Klik di sini untuk versi aslinja jang dalem bahasa Londo; berikut ini alih bahasa: Joss Wibisono

Air dalam ketel dikiranja sudah mendidih begitu terlihat busa tatkala dia memasukkan sebungkus teh tjelup ke dalamnja. Tapi dia lebih berniat beli mesin pendidih air sadja. Busa itu memang pertanda bahwa air sudah panas, tapi sebenarnja masih belum mendidih. Ia tak berani menggunakan ketel karena berisik begitu airnja mendidih. Pokoknja semua harus dilakukan supaja tidak mengganggu sang suami jang begitu keasjikan menonton sepak bola.
Tangannja gemetaran ketika mengangkat tjangkir teh di medja dapur. Dari ruang keluarga dia dengar televisi disetel begitu keras. Frank Snoeks komentator sepak bola terkenal Belanda, suara jang begitu dikenalnja. 10 menit lagi pertandingan akan berachir. Belanda unggul. Bukan lantaran dia merasa aman, tapi karena dia sudah jakin suasana akan tenang2 sadja. Tidak perlu panik, katanja pada diri sendiri, sementara mereguk teh.
Tiga menit lagi, kembali didengarnja suara Frank Snoeks, maka Oranje akan menang. Tapi dia tak bisa duduk tenang. Dia berdiri, dengan tenang dibukanja pintu lemari es. Delapan, dia menghitung botol bir di dalam. Pagi tadi ia meletakkan 20.
Waktu tambahan, kembali telinganja menangkap suara komentator. Detak djantungnja makin tjepat. Dengan tjepat pula ia memandang sekeliling. Sudahkah semuanja tertata rapi? Atau masih adakah berantakan jang tak disukai sang suami? Dapur itu sudah rapi djali. Kamar keluarga pasti lain lagi.
Didengarkan suara peluit. Kemudian sunji senjap. Suami memadamkan televisi. Dia mendengar sematjam dengungan di telinganja, menjambut djantungnja jang berdetak keras. Dan memang kesunjian itu petjah, “Sini!” suara suami dari sitje terdengar seperti badai.

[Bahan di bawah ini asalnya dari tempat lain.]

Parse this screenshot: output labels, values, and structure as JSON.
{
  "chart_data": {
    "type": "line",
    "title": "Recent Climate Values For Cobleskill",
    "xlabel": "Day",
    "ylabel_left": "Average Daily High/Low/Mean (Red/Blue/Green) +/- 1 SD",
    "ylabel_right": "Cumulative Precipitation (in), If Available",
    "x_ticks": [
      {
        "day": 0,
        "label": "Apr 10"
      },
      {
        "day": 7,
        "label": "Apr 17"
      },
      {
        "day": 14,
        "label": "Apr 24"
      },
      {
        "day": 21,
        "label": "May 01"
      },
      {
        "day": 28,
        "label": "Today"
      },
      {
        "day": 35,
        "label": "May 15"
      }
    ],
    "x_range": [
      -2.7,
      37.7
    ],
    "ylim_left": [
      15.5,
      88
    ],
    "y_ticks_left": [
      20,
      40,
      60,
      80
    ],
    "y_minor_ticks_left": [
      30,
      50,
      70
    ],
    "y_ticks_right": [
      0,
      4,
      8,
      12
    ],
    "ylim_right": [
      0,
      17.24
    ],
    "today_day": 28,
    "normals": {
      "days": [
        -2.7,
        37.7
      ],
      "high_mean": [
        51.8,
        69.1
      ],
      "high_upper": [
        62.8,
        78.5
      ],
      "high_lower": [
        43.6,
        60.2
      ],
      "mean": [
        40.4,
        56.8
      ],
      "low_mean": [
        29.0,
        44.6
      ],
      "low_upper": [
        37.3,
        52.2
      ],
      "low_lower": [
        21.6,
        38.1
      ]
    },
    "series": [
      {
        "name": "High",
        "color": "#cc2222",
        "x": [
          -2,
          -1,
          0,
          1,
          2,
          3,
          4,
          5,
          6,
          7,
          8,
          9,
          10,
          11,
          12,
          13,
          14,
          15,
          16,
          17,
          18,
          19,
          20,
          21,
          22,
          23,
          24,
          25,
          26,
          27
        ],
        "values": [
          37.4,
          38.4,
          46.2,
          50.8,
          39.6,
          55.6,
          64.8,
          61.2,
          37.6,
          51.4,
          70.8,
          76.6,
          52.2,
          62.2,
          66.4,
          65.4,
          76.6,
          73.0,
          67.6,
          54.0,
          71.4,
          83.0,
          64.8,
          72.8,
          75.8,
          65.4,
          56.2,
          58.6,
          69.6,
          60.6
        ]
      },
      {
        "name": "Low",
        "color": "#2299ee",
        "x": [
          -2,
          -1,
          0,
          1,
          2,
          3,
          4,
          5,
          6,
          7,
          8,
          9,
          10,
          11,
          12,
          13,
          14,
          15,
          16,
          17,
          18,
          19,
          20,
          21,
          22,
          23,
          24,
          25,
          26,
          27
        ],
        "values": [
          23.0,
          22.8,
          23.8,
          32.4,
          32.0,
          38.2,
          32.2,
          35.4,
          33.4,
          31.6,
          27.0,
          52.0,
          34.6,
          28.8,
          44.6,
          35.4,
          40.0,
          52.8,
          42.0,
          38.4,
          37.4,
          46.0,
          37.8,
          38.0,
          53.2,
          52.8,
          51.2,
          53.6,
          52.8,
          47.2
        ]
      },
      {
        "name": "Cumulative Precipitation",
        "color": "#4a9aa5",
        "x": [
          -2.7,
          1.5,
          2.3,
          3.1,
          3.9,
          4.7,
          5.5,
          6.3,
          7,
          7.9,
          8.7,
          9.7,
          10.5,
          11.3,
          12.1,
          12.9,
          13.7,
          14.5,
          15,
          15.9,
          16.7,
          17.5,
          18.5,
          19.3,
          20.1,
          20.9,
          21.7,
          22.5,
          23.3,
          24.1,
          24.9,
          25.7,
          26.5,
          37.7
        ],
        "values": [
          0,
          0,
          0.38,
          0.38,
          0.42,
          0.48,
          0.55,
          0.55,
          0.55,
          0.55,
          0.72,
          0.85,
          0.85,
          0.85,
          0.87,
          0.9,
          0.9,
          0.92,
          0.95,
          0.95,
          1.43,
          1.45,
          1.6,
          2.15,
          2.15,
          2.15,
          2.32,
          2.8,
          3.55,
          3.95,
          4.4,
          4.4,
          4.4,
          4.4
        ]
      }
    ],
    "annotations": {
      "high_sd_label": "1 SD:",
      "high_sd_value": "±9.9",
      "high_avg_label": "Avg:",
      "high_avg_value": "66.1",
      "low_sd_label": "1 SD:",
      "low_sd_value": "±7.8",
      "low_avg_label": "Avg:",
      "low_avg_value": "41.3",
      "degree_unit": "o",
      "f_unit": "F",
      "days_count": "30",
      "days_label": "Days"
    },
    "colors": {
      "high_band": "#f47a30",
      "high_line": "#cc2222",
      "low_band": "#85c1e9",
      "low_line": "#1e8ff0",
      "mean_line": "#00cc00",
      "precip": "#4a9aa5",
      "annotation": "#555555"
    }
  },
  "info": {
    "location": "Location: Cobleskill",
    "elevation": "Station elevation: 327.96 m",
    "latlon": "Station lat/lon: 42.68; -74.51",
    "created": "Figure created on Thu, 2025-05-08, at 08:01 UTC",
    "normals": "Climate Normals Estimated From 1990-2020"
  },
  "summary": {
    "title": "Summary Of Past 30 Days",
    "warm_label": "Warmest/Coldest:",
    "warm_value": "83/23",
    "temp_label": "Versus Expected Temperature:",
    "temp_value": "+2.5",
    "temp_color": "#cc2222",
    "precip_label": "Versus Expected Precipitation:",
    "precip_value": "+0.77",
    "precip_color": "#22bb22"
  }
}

Malam ini Oranje kembali turun ke lapangan. Malam ini djuga banjak perempuan akan ketakutan, persis seperti kisah di atas. Ajahku bekerdja pada het Steunpunt Huiselijk Geweld alias Lembaga Bantuan Kekerasan dalam Rumah Tangga di Groningen, Belanda utara. Padaku ia bertutur tentang meningkatnja kekerasan selama kedjuaraan Piala Dunia. Kalau Belanda kalah djumlah laporan kasus KDRT jang masuk pada lembaga resmi meningkat sampai hampir 40 persen. Bahkan kalau Oranje menang, kata ajah, KDRT tetap akan meningkat dengan lebih dari seperempat.
Aku njaris tak pertjaja. Kalau Belanda menang bukankah kita semua senang? Kenapa suami harus memukul istrinja? Atau istri memukul suami atau anaknja. Jang terachir ini djuga terdjadi. Gara2 minuman, kata ajah. Tegang selama pertandingan. Duduk terlalu dekat satu sama lain. Dan itu tidak hanja terdjadi pada saat berlangsungnja pertandingan, tambah ajah. Kalau Belanda kalah, keesokan harinja KDRT masih meningkat sebanjak 11 persen.
Dia banjak membatja proses verbal polisi tentang KDRT, ajahku. Kalau bahasa polisi disisihkan, jang tersisa adalah kisah perempuan di atas. Ada perbedaan ketjil di sana sini, tapi setjara garis besar gambarannja tetap sama. Sepak bola adalah perang, kata mereka. Di atas lapangan, mungkin. Setjara kiasan. Tapi ternjata djuga di dalam banjak rumah tangga. Setjara harafiah. Tidaklah mengherankan kalau tetap ada kalangan jang berharap Oranje sudah gugur di babak terdahulu.